2) The authors did not cite the relevant suggestions provided by the OMERACT and the EULAR to homogenize synovial tissue sampling and synovial tissue research (doi: 10.1136/annrheumdis-2021-221875; doi: 10.1186/s13075-018-1762-1). This should be updated in the text
3) The authors should provide a summary table describing the main pros and cons for each technical aspect related to specific tissue handling for crystals analysis.
4) The authors provided a figure showing H/E staining in the case of a synovial sample in the context of CPPD-D. However, no images were provided with reference to gout. This should be updated.
Minor comments
5) The term “crystalline arthritis” should be replaced throughout the manuscript with other terms (e.g. “crystal-induced” arthritis).
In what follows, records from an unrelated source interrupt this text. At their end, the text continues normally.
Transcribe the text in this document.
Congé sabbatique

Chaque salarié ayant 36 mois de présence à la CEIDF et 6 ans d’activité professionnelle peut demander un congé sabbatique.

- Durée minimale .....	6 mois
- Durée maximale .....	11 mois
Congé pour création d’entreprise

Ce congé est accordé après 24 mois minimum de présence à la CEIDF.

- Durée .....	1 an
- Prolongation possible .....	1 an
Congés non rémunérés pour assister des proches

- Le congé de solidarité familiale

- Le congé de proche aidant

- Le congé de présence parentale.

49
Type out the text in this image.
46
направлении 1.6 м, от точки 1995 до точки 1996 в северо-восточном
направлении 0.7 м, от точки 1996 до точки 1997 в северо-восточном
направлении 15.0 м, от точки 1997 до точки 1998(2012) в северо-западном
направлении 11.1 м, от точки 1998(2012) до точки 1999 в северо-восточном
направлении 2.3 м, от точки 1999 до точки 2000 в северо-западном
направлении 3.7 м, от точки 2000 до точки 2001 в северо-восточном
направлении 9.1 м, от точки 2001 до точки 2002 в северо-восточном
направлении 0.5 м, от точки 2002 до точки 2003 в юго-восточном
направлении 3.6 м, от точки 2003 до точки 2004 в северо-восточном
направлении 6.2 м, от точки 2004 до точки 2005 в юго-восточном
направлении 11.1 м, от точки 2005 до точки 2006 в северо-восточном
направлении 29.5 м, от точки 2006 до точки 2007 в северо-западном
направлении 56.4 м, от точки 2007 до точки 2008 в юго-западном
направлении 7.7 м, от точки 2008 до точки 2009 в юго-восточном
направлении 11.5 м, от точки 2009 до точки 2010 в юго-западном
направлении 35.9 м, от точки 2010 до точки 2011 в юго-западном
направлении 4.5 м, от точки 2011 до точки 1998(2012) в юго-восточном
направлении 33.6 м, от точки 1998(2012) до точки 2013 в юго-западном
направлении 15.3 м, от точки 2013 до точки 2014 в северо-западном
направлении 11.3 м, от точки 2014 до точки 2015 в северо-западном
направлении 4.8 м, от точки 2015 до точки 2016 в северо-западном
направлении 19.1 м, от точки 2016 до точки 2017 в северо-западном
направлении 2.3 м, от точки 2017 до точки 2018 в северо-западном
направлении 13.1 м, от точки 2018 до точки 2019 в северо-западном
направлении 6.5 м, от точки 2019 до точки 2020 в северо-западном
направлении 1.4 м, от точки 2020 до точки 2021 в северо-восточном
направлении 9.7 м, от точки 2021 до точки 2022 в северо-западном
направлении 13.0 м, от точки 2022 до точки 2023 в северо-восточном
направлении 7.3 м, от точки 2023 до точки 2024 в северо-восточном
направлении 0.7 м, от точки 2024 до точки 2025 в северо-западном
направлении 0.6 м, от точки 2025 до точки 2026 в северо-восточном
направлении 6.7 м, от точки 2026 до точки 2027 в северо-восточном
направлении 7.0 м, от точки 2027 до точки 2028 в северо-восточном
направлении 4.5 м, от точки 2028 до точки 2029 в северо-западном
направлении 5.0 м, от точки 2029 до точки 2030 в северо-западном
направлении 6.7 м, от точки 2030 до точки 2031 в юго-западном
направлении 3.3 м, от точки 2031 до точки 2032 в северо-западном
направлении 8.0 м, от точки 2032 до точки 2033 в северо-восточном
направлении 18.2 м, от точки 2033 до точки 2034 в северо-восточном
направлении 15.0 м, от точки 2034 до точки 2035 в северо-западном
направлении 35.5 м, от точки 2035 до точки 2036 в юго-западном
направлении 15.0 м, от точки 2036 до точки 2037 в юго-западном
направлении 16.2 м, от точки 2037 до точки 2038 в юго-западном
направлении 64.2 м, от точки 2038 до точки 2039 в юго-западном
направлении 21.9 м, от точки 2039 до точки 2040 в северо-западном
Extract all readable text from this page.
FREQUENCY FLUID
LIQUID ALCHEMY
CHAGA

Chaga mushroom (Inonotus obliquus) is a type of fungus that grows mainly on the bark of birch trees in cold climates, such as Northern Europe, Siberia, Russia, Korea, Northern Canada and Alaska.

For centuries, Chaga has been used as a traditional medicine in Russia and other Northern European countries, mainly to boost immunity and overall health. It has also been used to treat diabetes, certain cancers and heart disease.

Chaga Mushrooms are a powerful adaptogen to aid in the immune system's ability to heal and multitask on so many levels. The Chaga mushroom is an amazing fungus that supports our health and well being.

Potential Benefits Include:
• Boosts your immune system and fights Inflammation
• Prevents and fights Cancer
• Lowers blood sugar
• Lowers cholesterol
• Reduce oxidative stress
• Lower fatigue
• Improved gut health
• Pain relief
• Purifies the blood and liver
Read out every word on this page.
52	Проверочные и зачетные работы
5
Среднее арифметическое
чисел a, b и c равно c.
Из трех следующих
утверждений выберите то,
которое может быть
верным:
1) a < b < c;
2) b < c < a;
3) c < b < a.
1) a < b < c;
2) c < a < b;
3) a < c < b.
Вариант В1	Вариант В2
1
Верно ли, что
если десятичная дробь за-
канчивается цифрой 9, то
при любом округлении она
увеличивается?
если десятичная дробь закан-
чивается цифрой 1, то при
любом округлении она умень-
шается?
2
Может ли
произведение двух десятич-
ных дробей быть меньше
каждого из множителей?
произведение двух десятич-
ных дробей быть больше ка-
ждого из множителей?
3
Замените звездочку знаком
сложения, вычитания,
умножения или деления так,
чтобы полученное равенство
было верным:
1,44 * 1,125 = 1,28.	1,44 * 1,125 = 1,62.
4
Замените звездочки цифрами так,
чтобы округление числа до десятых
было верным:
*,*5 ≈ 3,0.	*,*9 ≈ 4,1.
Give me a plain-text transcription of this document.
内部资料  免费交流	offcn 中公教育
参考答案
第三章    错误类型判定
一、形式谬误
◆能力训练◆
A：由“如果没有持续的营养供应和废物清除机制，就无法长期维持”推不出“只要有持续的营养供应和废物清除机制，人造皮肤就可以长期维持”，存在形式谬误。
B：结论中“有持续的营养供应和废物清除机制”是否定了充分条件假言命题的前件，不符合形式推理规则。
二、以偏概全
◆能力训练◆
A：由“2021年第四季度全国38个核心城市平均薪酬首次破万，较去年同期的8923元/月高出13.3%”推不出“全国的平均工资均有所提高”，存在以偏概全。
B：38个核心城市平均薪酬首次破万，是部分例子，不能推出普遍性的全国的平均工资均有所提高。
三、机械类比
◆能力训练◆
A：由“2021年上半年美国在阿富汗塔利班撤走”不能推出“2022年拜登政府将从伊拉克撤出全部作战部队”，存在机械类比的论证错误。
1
Author Response: Thank you for your review of our manuscript
Major Comments
- The 2015 ACR/EULAR diagnostic criteria for gout doesn’t include synovial tissue analysis in the diagnostic criteria for gout. This set of criteria places significant importance on the presence of monosodium urate (MSU) crystals found in synovial fluid or in a tophi. In patients with a swollen/tender peripheral joint or bursa but do not have evidence of tophi or MSU crystals found in a tophus or in synovial fluid (either due to a negative fluid aspiration or absence of a fluid aspiration) the criteria relies upon other factors such as duration and characteristics of the joint pain/swelling/tenderness, imaging (x-ray, ultrasound, DECT), presence of a tophi and uric acid levels. (citation)
- The EULAR Synovitis and OMERACT Synovial Tissue Biopsy Groups have provided recommendations for clinical biopsies. These recommendations are used to evaluate tissue for multiple processes including gout. The expert panel does not recommend anhydrous processing to look for crystals, but we recommend requesting anhydrous processing when available if there is a suspicion of crustal induced arthritis.
- Author Response: Thank you and we also considered creating this table but given the nuacnes and variations in tissue processing we believe that this information is better represented in the text as presented and would not be appropriate for a table.
- Author Response: The authors do not have ownership/permissions for synovial tissue containing MSU crystals. We would like to include Image 10 (page 779) from the reference: O’Connell JX. Pathology of the synovium. American journal of clinical pathology. 2000 Nov 1;114(5):773-84. – Will the publisher be able to get permissions for this image to be included? And if so we will write a description for the image.
Minor Comments
- We have replaced “crystalline arthritis” with “crystal-induced” arthritis
Thank you for considering our manuscript and we look forward to publishing this article
Round 2
Reviewer 2 Report
Comments and Suggestions for Authors
The authors should complete the list of references by adding the following citation, since they added only the classification criteria for gout: doi: 10.1136/ard-2023-224575.
Author Response
Thank you for your assistance with this manuscript. We have added both the ACR/EULAR guidelines for gout and CPPD diagnosis. This adds value to the paper because neither of these guidelines incorporate synovial tissue analysis in diagnosis. As our paper outlines the value of synovial tissue in evaluating patients for crystal induced arthritis, it is important to discuss the current guidelines.